In general we encourage a top-class quality and high design in all our local authority housing and there is a massive spend on retrofitting, but any new housing is high specification and most of the houses that I have seen being opened are at A2+, which is a high specification and certainly above what most people are providing. We are clear on this. While there is an urgency in respect of social housing, we are not reneging on quality or design. If there is some issue there, I would be happy to have that examined too.

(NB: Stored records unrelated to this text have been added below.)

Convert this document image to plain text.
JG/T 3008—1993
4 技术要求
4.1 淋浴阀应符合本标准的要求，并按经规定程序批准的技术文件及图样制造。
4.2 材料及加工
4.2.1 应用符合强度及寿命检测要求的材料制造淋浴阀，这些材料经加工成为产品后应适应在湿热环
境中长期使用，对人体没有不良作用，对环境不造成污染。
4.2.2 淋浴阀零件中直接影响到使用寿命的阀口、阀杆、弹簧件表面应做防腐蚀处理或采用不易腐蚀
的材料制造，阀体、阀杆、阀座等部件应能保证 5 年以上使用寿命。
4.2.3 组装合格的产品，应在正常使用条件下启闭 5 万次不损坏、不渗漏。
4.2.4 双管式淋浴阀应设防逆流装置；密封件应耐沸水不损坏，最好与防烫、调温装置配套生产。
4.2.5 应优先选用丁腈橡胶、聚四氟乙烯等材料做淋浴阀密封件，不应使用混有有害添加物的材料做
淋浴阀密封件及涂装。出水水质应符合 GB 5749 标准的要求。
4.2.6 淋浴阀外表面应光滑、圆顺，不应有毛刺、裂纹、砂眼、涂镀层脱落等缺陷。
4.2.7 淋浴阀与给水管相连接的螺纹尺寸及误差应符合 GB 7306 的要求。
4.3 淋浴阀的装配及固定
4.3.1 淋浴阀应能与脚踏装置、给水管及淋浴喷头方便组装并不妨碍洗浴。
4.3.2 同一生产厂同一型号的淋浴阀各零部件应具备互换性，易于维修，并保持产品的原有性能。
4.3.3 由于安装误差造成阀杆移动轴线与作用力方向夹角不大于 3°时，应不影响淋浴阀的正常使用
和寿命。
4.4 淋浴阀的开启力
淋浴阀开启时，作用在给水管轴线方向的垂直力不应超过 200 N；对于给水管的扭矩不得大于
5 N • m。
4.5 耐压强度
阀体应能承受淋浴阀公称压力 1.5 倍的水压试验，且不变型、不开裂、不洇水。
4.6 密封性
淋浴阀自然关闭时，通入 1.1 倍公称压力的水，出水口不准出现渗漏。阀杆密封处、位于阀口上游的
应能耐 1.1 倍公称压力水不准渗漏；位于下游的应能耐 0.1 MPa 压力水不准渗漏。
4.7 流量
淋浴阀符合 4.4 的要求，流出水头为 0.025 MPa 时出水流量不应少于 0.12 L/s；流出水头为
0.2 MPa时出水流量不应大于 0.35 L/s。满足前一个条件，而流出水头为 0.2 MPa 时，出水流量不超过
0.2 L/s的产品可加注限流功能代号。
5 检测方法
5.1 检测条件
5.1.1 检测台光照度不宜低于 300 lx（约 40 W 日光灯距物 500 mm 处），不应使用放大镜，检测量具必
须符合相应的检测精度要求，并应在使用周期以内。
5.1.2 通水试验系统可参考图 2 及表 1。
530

I am not sure what Louth's proposal is for asset management. I have sat with the council but have not heard that mentioned. I am happy to consider it. We want to encourage the management of our assets, which is our housing stock, to a high order and for rents to be used to refurbish them in general in short-term re-lets. They would not need to enter the voids programme. That is something we would do well to encourage. The Deputy mentioned Louth having a landbank on which it is paying interest. I am aware of this. We have said in this House and in the council's office that the best way to reduce the cost of that land is to use it and to put forward a pipeline of projects. If it owns quite a lot of land, it could build more than a few thousand houses which would not all be needed for social housing. The landbank should be used for affordable and social housing and for some private element. That is the best way to return the money. We are very happy to work with it on proposals to use that land, bring down its debt, and provide much-needed social, affordable and private housing for Louth. I have mentioned that to the council in our meetings and will do so again.

In the voids programme and the money we provide for vacant properties, Louth applied for 16, we granted 15, and it has drawn down money for 13, of 166,000. It has also looked for 36 properties under purchase and renew, which were approved and dealt with, and this week it came back for 32 more. There are no outstanding applications for voids of which I am aware. The Deputy mentioned 92 and 40 but they are not on our desk.